Distinguishing ‘significant’ from ‘meaningful’: thinking about p-values in applied data work.
By izzy Thornton
It’s an easy trap to fall into: you run a laundry list of statistical analyses and immediately start scrolling through p-values to see what’s worth reporting. Most statistics packages even calculate these automatically.
Across many disciplines, statistical significance has slowly transformed from a specific kind of inferential calculation into a kind of flag for truth. Readers may be inclined to think a finding is more correct, more truthful, or matters more if it has an asterisk at the end connoting a certain p-value.
But a p-value really only tells us one thing: when analyzing data from a subset, what are the odds that this calculation is random noise? If those odds are very low (say, 0.05 or lower…) then we add an asterisk to show that result is statistically significant.
What this means in practice is that p-values are only useful under the following conditions:
- When there is a whole population of cases AND
- You are analyzing only a selection of them AND
- You’ve calculated a statistic AND
- All you want to know is the likelihood that that statistic happened by chance
Looking at each point, we can determine if p-values are actually valuable for the question you’re dealing with.
1: Are you studying a population?
Sometimes you aren’t trying to draw conclusions about everyone or everything in a group. If you’re looking at a single-subject design or a purposive sample, for instance, you may not be interested in whether your results are reflective of a whole group. If you do want to know about a whole group (like every class meeting in a semester, every duck in a pond, every portfolio in a brokerage, every participant in a trial) then carry on.
2: Do you have data from only a selection of the group?
If you have data from every member of the population and you aren’t partitioning the data according to some variable, then you do not report statistical significance. On a grand scale, for example, descriptive statistics from decennial census data should not have p-values reported. On a smaller scale, you should not report p-values if you are analyzing, for instance, every student in a class or every product from an assembly line. If you have collected your data from a sample or if you’ve broken the population up into groups (eg: students in the intervention group vs students in the control group, or products made by first, second, or third shift) then carry on.
3: Have you calculated a statistic?
If you have qualitative data, you are not dealing with statistical significance. If you eyeballed a trend on a graph but haven’t quantified it somehow, you aren’t dealing with statistical significance. If you have a descriptive finding about the whole population (eg: median income for the whole county) then you don’t have a statistic, you have a parameter and you are not dealing with statistical significance.
4: Are you trying to determine if that statistic is the result of random chance?
This is perhaps the most common pitfall in significance testing. Significance testing helps you determine if the statistic you calculated is so distinct that it’s really unlikely to happen just because of random group assignment.

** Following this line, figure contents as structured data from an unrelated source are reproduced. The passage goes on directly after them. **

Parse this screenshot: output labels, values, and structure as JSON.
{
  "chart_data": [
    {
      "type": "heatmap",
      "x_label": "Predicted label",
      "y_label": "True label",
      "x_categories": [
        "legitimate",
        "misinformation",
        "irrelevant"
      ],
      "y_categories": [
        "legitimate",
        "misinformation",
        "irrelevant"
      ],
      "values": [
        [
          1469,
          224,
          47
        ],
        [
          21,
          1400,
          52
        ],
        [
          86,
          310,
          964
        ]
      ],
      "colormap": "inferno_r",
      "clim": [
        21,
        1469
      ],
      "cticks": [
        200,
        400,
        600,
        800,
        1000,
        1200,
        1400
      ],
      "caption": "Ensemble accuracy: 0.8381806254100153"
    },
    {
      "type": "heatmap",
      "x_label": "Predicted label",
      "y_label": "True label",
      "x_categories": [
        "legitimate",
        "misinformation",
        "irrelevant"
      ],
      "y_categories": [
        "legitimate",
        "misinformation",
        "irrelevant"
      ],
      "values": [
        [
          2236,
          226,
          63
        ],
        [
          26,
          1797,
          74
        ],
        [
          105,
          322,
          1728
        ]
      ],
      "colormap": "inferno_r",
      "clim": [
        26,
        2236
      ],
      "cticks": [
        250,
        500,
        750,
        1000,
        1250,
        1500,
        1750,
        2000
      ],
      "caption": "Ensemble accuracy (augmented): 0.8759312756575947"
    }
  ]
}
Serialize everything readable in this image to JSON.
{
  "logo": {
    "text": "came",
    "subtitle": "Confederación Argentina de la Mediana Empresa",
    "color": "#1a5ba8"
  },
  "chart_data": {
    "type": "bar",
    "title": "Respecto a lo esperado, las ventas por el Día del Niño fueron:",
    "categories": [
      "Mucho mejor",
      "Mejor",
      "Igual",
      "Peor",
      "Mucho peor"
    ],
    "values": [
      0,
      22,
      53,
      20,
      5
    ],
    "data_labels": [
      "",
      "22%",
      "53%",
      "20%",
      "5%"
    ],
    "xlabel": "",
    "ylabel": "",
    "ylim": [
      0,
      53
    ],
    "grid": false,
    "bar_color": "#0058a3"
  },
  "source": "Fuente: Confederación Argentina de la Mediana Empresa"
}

In a hypothesis testing, statistical significance has us reject the null hypothesis – it does not have us accept any other hypothesis. It is only claiming “the odds are that some kind of relationship exists between these variables, because if it didn’t, these data would look more random than they do.” In inferential statistics, statistical significance has us infer to the broader group, as if to say “there are really low odds of this finding happening only in the specific group we randomly picked and not also happening in the broader group we picked from.”
This is where the interpretation gets tricky. Just because there is statistical significance, doesn’t mean the finding is meaningful for what you’re studying. Effect size, indirect effects, interaction effects, and dozens of other considerations shape the actual answer to your research or evaluation questions. Are you ready to conclude that the intervention is effective, even if its effect size is incredibly tiny? Can you say for sure that a disparity exists in the population just because two variables are consistently related? Maybe not just yet.
Significance testing is useful and, in some cases, mission critical. It’s only one tool, though, in a whole set of tools for discerning your findings from your conclusions. Statistical significance alone can’t serve as a yes/no answer to complex evaluation and research questions, but it can act as a…guiding star…for where to look next.